Son entourage en parlait depuis des mois comme l'une de ses visites officielles en France les plus importantes depuis son arrivée au pouvoir. À contrecoeur, le premier ministre Jean Charest a décidé hier de retarder son départ pour participer au vote qui s'annonçait serré sur la motion du Parti québécois destinée à renverser son gouvernement.

Mis à jour le 20 nov. 2010
Tommy Chouinard LA PRESSE

M. Charest devait passer la semaine à Paris et Strasbourg dans le cadre des «visites alternées» entre les premiers ministres français et québécois qui ont lieu tous les deux ans. Il sera finalement à Paris jeudi et vendredi - jour où il rencontrera son homologue français François Fillon. Il s'envolera pour la France mercredi, après le vote sur la motion de censure du PQ. Ce sera sa cinquième visite dans l'Hexagone en deux ans.

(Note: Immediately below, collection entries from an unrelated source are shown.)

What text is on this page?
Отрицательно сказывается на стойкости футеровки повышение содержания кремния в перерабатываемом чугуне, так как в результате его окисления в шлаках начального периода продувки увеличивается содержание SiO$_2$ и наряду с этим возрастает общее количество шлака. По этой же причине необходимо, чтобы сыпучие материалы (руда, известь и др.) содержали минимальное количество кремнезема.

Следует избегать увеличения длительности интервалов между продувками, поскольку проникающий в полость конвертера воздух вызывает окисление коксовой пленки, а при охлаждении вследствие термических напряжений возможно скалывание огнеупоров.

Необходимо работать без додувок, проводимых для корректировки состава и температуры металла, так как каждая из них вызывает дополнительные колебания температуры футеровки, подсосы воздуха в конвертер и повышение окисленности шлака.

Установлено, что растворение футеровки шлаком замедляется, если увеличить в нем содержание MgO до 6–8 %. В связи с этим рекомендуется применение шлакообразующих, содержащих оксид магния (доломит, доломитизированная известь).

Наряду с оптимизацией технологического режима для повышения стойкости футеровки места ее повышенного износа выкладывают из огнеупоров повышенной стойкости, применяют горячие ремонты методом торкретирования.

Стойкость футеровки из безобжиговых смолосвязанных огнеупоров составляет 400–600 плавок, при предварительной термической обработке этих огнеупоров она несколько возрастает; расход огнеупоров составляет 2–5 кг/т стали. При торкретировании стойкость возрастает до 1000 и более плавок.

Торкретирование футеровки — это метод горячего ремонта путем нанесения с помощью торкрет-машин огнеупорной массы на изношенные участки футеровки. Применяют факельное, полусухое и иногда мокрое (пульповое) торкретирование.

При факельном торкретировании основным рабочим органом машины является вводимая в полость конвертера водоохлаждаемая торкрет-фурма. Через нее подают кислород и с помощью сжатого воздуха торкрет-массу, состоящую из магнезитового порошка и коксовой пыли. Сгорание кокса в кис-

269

Le PQ a bouleversé le programme du premier ministre avec la motion qu'il a dévoilée plus tôt cette semaine à l'Assemblée nationale. «C'est ennuyant d'être obligé de changer l'agenda. Mais on va atteindre les objectifs qu'on s'était fixés», a affirmé M. Charest à Sherbrooke hier.

«Les visites alternées des premiers ministres sont une tradition établie il y a 34 ans par René Lévesque et Raymond Barre. Cette tradition a largement contribué au développement des relations entre le Québec et la France. Je trouve déplorable que l'opposition péquiste ait fait le choix de déposer une motion de censure au moment où cette importante mission doit se dérouler», a-t-il indiqué par voie de communiqué. Il trouve «important» de voter, mais également de participer au débat sur cette motion.

Son attaché de presse, Hugo D'Amours, a indiqué que la décision du premier ministre est basée sur «une question de principe» et n'est pas liée à «une question de majorité». Reste que l'absence de M. Charest, de la ministre des Relations internationales, Monique Gagnon-Tremblay, et du ministre du Développement économique, Clément Gignac, rendait précaire la majorité du gouvernement.

Sur les 125 députés de l'Assemblée nationale, le Parti libéral en a 65; le Parti québécois, 51; l'ADQ, 4; Québec solidaire, 1; il y a 3 indépendants - dont un, Tony Tomassi, brille toujours par son absence - et un siège vacant (Kamouraska-Témiscouata). L'opposition peut compter jusqu'à 58 voix en faveur de la motion de censure. L'absence de quelques libéraux aurait pu mettre le gouvernement dans le pétrin.

La motion du PQ propose que «l'Assemblée nationale du Québec retire sa confiance au gouvernement libéral et à son premier ministre pour son refus obstiné de déclencher une enquête publique et indépendante sur l'industrie de la construction, sur l'octroi de contrats publics, de permis ou de subventions ainsi que sur le financement des partis politiques».

Monique Gagnon-Tremblay représentera M. Charest en France pour les activités qui pourront être maintenues au programme lundi, mardi et mercredi. Elle ne sera donc pas à Québec pour le vote sur la motion. Clément Gignac y sera, lui qui devait accompagner M. Charest en France mercredi.